Grenada's government near collapse
BERT WILKINSON Special to the AmNews | 10/4/2012, 2:15 p.m.
This week, the political faction that supports Grenada's embattled Prime Minister Tillman Thomas voted to expel several key members, including former cabinet ministers, from its ranks in a bitter row that has engulfed the governing National Democratic Congress (NDC) in Grenada. The crisis threatens the NDC's continued hold on government just months before general elections are scheduled to be held on the island.
The move at a special sitting of the Congress followed months of political infighting aimed at dislodging Thomas, who many of the more outspoken members of the party believe is not militant enough and could lose the next elections scheduled for next year.
When the Congress met in special session over the weekend, pro-Thomas members voted to expel General Secretary and former Foreign Minister Peter David and ex-cabinet members Joseph Gilbert, Karl Hood, Arley Gill, Glynnis Roberts and former Congress committee member Siddiqui Sylvester, blaming them for bringing the party into public disrepute.
To critics observing the past year of bitter infighting, the move could spell doom for them whenever Thomas decides to call general elections. To opposition supporters, the slow but steady implosion of the NDC represents a chance for the main opposition New National Party (NNP) to return to power after a brief five-year hiatus.
The NNP had run the country for 15 consecutive years before losing out to the NDC, including the 1999 general elections, which then-Prime Minister Keith Mitchell had prevailed in all 15 constituency seats--at that point a record for the island of just over 100,000, situated just north of oil- and gas-rich Trinidad and Tobago.
Recently, David and others had, for the second time in months, pushed for the island's parliament to debate a no-confidence motion against Thomas, as they seek to dislodge him and replace him with a new leader and head of government to face the NNP with a new and, presumably, more "vibrant leader."

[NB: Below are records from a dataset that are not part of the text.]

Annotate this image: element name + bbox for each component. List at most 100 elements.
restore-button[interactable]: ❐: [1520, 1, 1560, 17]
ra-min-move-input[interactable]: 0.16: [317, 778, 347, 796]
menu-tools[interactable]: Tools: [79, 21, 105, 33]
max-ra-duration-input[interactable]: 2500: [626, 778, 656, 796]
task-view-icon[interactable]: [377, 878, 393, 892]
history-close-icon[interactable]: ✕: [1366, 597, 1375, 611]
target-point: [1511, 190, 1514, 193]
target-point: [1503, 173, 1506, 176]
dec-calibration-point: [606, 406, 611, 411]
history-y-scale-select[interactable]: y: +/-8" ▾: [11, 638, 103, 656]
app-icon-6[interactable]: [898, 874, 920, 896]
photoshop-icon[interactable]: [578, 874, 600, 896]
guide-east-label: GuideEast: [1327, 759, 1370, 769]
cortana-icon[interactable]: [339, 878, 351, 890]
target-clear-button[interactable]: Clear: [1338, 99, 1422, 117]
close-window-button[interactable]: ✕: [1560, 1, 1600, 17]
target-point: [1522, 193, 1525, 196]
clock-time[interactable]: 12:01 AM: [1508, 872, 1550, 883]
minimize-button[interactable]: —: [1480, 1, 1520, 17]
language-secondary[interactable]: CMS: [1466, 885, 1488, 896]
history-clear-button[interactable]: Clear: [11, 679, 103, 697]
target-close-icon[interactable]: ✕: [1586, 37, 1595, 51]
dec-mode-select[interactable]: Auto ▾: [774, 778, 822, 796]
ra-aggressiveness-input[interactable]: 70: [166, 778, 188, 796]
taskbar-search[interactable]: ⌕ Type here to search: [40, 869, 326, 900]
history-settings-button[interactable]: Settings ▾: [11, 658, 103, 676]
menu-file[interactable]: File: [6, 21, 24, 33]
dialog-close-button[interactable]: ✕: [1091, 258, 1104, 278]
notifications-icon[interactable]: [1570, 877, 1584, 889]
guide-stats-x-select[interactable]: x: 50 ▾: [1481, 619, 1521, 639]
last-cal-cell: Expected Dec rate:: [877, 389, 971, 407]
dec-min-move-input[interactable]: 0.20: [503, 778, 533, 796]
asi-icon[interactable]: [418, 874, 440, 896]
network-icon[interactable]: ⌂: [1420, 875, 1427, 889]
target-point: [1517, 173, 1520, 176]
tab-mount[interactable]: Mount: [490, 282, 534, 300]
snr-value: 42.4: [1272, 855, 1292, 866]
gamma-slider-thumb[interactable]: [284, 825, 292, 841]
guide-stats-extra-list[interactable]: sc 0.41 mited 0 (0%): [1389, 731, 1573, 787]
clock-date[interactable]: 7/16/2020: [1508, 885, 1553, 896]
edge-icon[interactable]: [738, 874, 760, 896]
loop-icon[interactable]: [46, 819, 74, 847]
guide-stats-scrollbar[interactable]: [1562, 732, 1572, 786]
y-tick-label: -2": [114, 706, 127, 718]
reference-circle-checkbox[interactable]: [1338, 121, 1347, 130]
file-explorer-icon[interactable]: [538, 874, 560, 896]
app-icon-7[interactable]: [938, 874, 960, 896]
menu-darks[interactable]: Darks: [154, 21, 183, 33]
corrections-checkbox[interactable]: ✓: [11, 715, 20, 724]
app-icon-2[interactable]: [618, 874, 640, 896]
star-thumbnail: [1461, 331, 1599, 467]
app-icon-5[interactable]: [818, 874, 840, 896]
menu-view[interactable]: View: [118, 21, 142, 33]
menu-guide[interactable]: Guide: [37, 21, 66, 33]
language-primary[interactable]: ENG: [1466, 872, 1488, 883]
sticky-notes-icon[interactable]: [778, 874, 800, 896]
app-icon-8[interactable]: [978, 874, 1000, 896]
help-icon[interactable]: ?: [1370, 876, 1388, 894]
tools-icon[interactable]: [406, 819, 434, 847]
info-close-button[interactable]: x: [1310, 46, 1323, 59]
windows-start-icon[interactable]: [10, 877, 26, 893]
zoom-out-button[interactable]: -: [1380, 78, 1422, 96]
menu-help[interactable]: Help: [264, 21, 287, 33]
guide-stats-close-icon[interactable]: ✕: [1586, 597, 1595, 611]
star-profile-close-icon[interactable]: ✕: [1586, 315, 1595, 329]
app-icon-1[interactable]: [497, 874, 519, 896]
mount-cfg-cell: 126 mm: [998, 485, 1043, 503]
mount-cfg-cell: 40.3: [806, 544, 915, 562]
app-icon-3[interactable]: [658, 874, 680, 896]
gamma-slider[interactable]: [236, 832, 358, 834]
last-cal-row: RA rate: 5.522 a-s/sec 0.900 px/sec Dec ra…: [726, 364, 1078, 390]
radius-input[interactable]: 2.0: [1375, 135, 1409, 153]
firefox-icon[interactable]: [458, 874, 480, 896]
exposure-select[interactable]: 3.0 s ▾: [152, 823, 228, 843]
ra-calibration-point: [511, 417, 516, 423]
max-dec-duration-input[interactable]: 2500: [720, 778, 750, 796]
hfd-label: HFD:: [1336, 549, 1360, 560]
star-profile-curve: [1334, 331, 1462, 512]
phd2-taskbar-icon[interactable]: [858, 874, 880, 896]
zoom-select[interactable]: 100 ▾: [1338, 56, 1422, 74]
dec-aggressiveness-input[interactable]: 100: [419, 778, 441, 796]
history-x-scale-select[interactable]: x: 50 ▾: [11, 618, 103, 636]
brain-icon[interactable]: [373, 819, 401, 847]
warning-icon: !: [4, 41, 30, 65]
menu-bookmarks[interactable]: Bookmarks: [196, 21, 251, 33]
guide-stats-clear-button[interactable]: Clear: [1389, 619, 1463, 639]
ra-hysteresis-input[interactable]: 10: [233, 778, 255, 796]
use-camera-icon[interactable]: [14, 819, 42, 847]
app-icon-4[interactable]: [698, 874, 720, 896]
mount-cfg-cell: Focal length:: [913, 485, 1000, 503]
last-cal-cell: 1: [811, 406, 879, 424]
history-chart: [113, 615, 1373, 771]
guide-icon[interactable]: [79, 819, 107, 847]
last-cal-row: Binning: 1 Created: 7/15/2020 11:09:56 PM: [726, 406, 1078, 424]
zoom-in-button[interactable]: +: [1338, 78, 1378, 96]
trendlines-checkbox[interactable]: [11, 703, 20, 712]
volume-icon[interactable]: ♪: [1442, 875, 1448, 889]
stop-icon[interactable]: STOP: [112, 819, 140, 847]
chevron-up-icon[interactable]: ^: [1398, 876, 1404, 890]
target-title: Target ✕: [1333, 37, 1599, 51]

To stave off possible defeat, Thomas, an attorney at law, has ordered the dissolution of Parliament to kill off debate about his future as head of government in the clearest sign yet that he will both go down fighting and possibly take the party with him, including rebels like David, and serve out his full term as well.
Americans know a bit about the island, which is known for its magnificent harbor as well as nutmeg and other spices after the Ronald Reagan administration invaded the island back in October 1983 to stave off an alleged communist offensive by the Cubans and Russians in the aftermath of yet another implosion of an island government.
Back then, two factions in the then-New Jewel Movement fought each other to such an extent that one side executed Prime Minister Maurice Bishop and six other cabinet ministers in a row over the political and ideological direction of the government smack in the middle of the U.S. backyard.
That it is happening again though, at the civil, rather than military, level has brought back memories about a government collapsing within itself once again, and some of the same players, though not as politically senior as this time, are involved once again.
Thomas, who has not been saying too much as events play out in public, has been forced to sack or replace several ministers, including one who refused a transfer and demotion to another ministry and to accept criticism about taking his country in the wrong direction.
"The dreams and aspirations of [the] July 08, 2008 [elections] have not been undermined by those who stand up and ask questions about whether we are on the right track. They have been undermined by arrogance and contempt. The real spoilers threaten when we trade building bridges for building barriers, when instead of pinning hopes, we pin labels," said Roberts.